Another objective was to evaluate the impact of both treatments on QoL. In the present study, the overall PAC-QOL score was significantly improved at day 28 compared with baseline. All four domains were decreased, and the greatest improvement was observed in physical discomfort and patient satisfaction.

We observed a significant reduction in problems with defecation in patients receiving lactulose plus paraffin compared with PEG. These findings could be attributed to the beneficial effect of paraffin. The safety of both products was favourable, with an overall rate of AEs that was less than 15%, and with few AEs related to the study drug (lactulose plus paraffin: 1.7%; PEG: 5.5%). No new or unexpected safety signals were noted.

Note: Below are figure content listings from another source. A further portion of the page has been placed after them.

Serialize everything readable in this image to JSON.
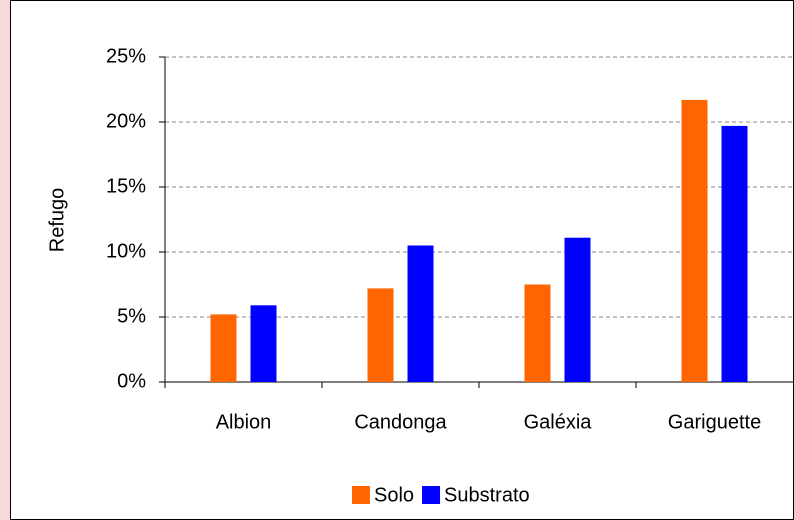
{
  "chart_data": {
    "type": "bar",
    "y_label": "Refugo",
    "categories": [
      "Albion",
      "Candonga",
      "Galéxia",
      "Gariguette"
    ],
    "series": [
      {
        "name": "Solo",
        "color": "#ff6600",
        "values": [
          5.2,
          7.2,
          7.5,
          21.7
        ]
      },
      {
        "name": "Substrato",
        "color": "#0000ff",
        "values": [
          5.9,
          10.5,
          11.1,
          19.7
        ]
      }
    ],
    "ylim": [
      0,
      25
    ],
    "yticks": [
      {
        "value": 0,
        "label": "0%"
      },
      {
        "value": 5,
        "label": "5%"
      },
      {
        "value": 10,
        "label": "10%"
      },
      {
        "value": 15,
        "label": "15%"
      },
      {
        "value": 20,
        "label": "20%"
      },
      {
        "value": 25,
        "label": "25%"
      }
    ],
    "grid": true,
    "legend": "bottom"
  }
}
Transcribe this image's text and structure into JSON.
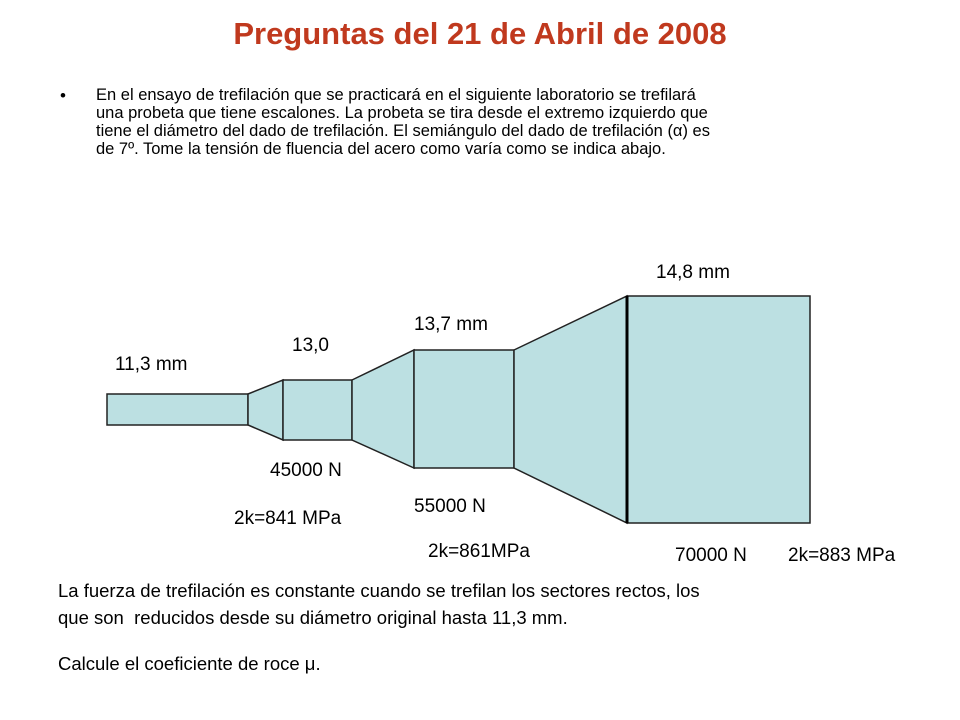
{
  "header": {
    "title": "Preguntas del 21 de Abril de 2008"
  },
  "question": {
    "lines": [
      "En el ensayo de trefilación que se practicará en el siguiente laboratorio se trefilará",
      "una probeta que tiene escalones. La probeta se tira desde el extremo izquierdo que",
      "tiene el diámetro del dado de trefilación. El semiángulo del dado de trefilación (α) es",
      "de 7º. Tome la tensión de fluencia del acero como varía como se indica abajo."
    ]
  },
  "diagram": {
    "labels": {
      "d1": "11,3 mm",
      "d2": "13,0",
      "d3": "13,7 mm",
      "d4": "14,8 mm",
      "f1": "45000 N",
      "k1": "2k=841 MPa",
      "f2": "55000 N",
      "k2": "2k=861MPa",
      "f3": "70000 N",
      "k3": "2k=883 MPa"
    }
  },
  "notes": {
    "lines": [
      "La fuerza de trefilación es constante cuando se trefilan los sectores rectos, los",
      "que son  reducidos desde su diámetro original hasta 11,3 mm."
    ],
    "task": "Calcule el coeficiente de roce μ."
  }
}
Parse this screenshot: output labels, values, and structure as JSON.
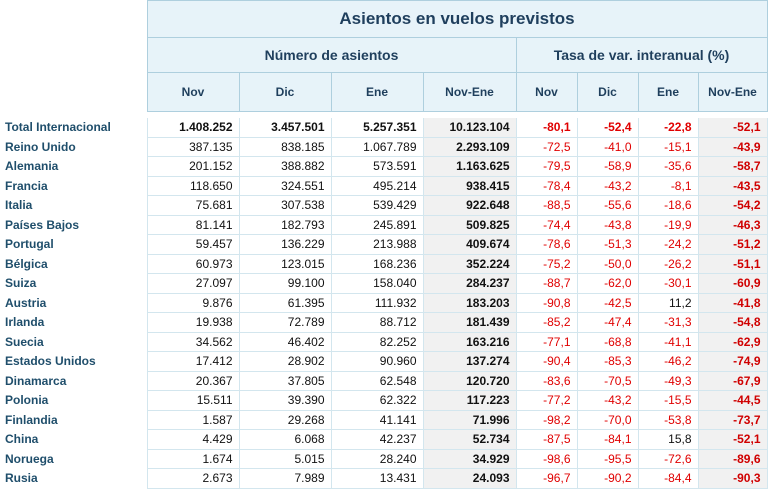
{
  "header": {
    "title": "Asientos en vuelos previstos",
    "group_seats": "Número de asientos",
    "group_rate": "Tasa de var. interanual (%)",
    "columns": [
      "Nov",
      "Dic",
      "Ene",
      "Nov-Ene",
      "Nov",
      "Dic",
      "Ene",
      "Nov-Ene"
    ]
  },
  "rows": [
    {
      "label": "Total Internacional",
      "nov": "1.408.252",
      "dic": "3.457.501",
      "ene": "5.257.351",
      "total": "10.123.104",
      "r_nov": "-80,1",
      "r_dic": "-52,4",
      "r_ene": "-22,8",
      "r_total": "-52,1"
    },
    {
      "label": "Reino Unido",
      "nov": "387.135",
      "dic": "838.185",
      "ene": "1.067.789",
      "total": "2.293.109",
      "r_nov": "-72,5",
      "r_dic": "-41,0",
      "r_ene": "-15,1",
      "r_total": "-43,9"
    },
    {
      "label": "Alemania",
      "nov": "201.152",
      "dic": "388.882",
      "ene": "573.591",
      "total": "1.163.625",
      "r_nov": "-79,5",
      "r_dic": "-58,9",
      "r_ene": "-35,6",
      "r_total": "-58,7"
    },
    {
      "label": "Francia",
      "nov": "118.650",
      "dic": "324.551",
      "ene": "495.214",
      "total": "938.415",
      "r_nov": "-78,4",
      "r_dic": "-43,2",
      "r_ene": "-8,1",
      "r_total": "-43,5"
    },
    {
      "label": "Italia",
      "nov": "75.681",
      "dic": "307.538",
      "ene": "539.429",
      "total": "922.648",
      "r_nov": "-88,5",
      "r_dic": "-55,6",
      "r_ene": "-18,6",
      "r_total": "-54,2"
    },
    {
      "label": "Países Bajos",
      "nov": "81.141",
      "dic": "182.793",
      "ene": "245.891",
      "total": "509.825",
      "r_nov": "-74,4",
      "r_dic": "-43,8",
      "r_ene": "-19,9",
      "r_total": "-46,3"
    },
    {
      "label": "Portugal",
      "nov": "59.457",
      "dic": "136.229",
      "ene": "213.988",
      "total": "409.674",
      "r_nov": "-78,6",
      "r_dic": "-51,3",
      "r_ene": "-24,2",
      "r_total": "-51,2"
    },
    {
      "label": "Bélgica",
      "nov": "60.973",
      "dic": "123.015",
      "ene": "168.236",
      "total": "352.224",
      "r_nov": "-75,2",
      "r_dic": "-50,0",
      "r_ene": "-26,2",
      "r_total": "-51,1"
    },
    {
      "label": "Suiza",
      "nov": "27.097",
      "dic": "99.100",
      "ene": "158.040",
      "total": "284.237",
      "r_nov": "-88,7",
      "r_dic": "-62,0",
      "r_ene": "-30,1",
      "r_total": "-60,9"
    },
    {
      "label": "Austria",
      "nov": "9.876",
      "dic": "61.395",
      "ene": "111.932",
      "total": "183.203",
      "r_nov": "-90,8",
      "r_dic": "-42,5",
      "r_ene": "11,2",
      "r_total": "-41,8"
    },
    {
      "label": "Irlanda",
      "nov": "19.938",
      "dic": "72.789",
      "ene": "88.712",
      "total": "181.439",
      "r_nov": "-85,2",
      "r_dic": "-47,4",
      "r_ene": "-31,3",
      "r_total": "-54,8"
    },
    {
      "label": "Suecia",
      "nov": "34.562",
      "dic": "46.402",
      "ene": "82.252",
      "total": "163.216",
      "r_nov": "-77,1",
      "r_dic": "-68,8",
      "r_ene": "-41,1",
      "r_total": "-62,9"
    },
    {
      "label": "Estados Unidos",
      "nov": "17.412",
      "dic": "28.902",
      "ene": "90.960",
      "total": "137.274",
      "r_nov": "-90,4",
      "r_dic": "-85,3",
      "r_ene": "-46,2",
      "r_total": "-74,9"
    },
    {
      "label": "Dinamarca",
      "nov": "20.367",
      "dic": "37.805",
      "ene": "62.548",
      "total": "120.720",
      "r_nov": "-83,6",
      "r_dic": "-70,5",
      "r_ene": "-49,3",
      "r_total": "-67,9"
    },
    {
      "label": "Polonia",
      "nov": "15.511",
      "dic": "39.390",
      "ene": "62.322",
      "total": "117.223",
      "r_nov": "-77,2",
      "r_dic": "-43,2",
      "r_ene": "-15,5",
      "r_total": "-44,5"
    },
    {
      "label": "Finlandia",
      "nov": "1.587",
      "dic": "29.268",
      "ene": "41.141",
      "total": "71.996",
      "r_nov": "-98,2",
      "r_dic": "-70,0",
      "r_ene": "-53,8",
      "r_total": "-73,7"
    },
    {
      "label": "China",
      "nov": "4.429",
      "dic": "6.068",
      "ene": "42.237",
      "total": "52.734",
      "r_nov": "-87,5",
      "r_dic": "-84,1",
      "r_ene": "15,8",
      "r_total": "-52,1"
    },
    {
      "label": "Noruega",
      "nov": "1.674",
      "dic": "5.015",
      "ene": "28.240",
      "total": "34.929",
      "r_nov": "-98,6",
      "r_dic": "-95,5",
      "r_ene": "-72,6",
      "r_total": "-89,6"
    },
    {
      "label": "Rusia",
      "nov": "2.673",
      "dic": "7.989",
      "ene": "13.431",
      "total": "24.093",
      "r_nov": "-96,7",
      "r_dic": "-90,2",
      "r_ene": "-84,4",
      "r_total": "-90,3"
    }
  ]
}
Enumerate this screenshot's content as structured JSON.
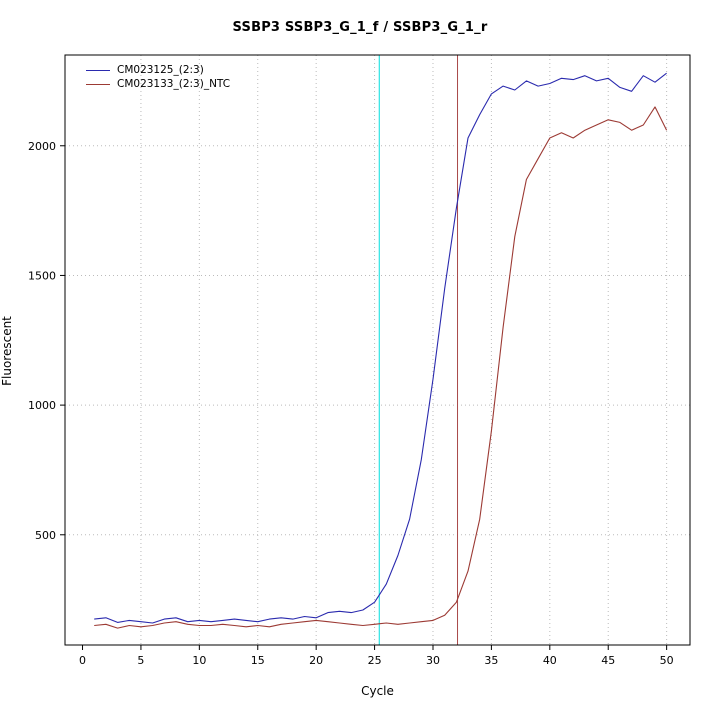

In conclusion, this study is the first to establish the non-inferiority of the combination of lactulose and paraffin vs PEG in functional constipation. Both treatments also increased the frequency of SBMs and improved patient QoL. Therefore, this combination of lactulose and paraffin, like other osmotic laxatives, may be used to treat functional constipation in adults.

Acknowledgements

The authors thank Georgii Filatov, of Springer Healthcare Communications, for editing the manuscript before submission. The authors would like to acknowledge their co-investigator, Professor Philippe Ducrotté, who passed away in December 2017, for his help in making this study possible. Prof Ducrotté was fully involved in the conception of this study and he actively participated in the investigators’ meetings. Prof Ducrotté was one of the most well-recognised French gastroenterologists because of his major works on gastrointestinal motility and functional gastrointestinal pathologies. He was also a great mentor for many young gastroenterologists and a very friendly colleague in our international and national community.

Data for this work are available on request from the corresponding author.

Declaration of conflicting interests

The authors have nothing to declare.

Ethics approval

This study was approved by the Comité de Protection des Personnes Sud-Est 6 (ethics committee) 16 November 2015. The study protocol conforms to the ethical guidelines of the 2013 Declaration of Helsinki.

Funding

The authors disclosed receipt of the following financial support for the research, authorship, and/or publication of this article: The study design, data collection and analysis, and medical writing assistance were funded by Biocodex, France. Analysis and interpretation of the data were performed by M. Dapoigny and T. Piche, as well as validation of medical writing.

Informed consent

Written informed consent was obtained from each patient prior to initiating any procedures.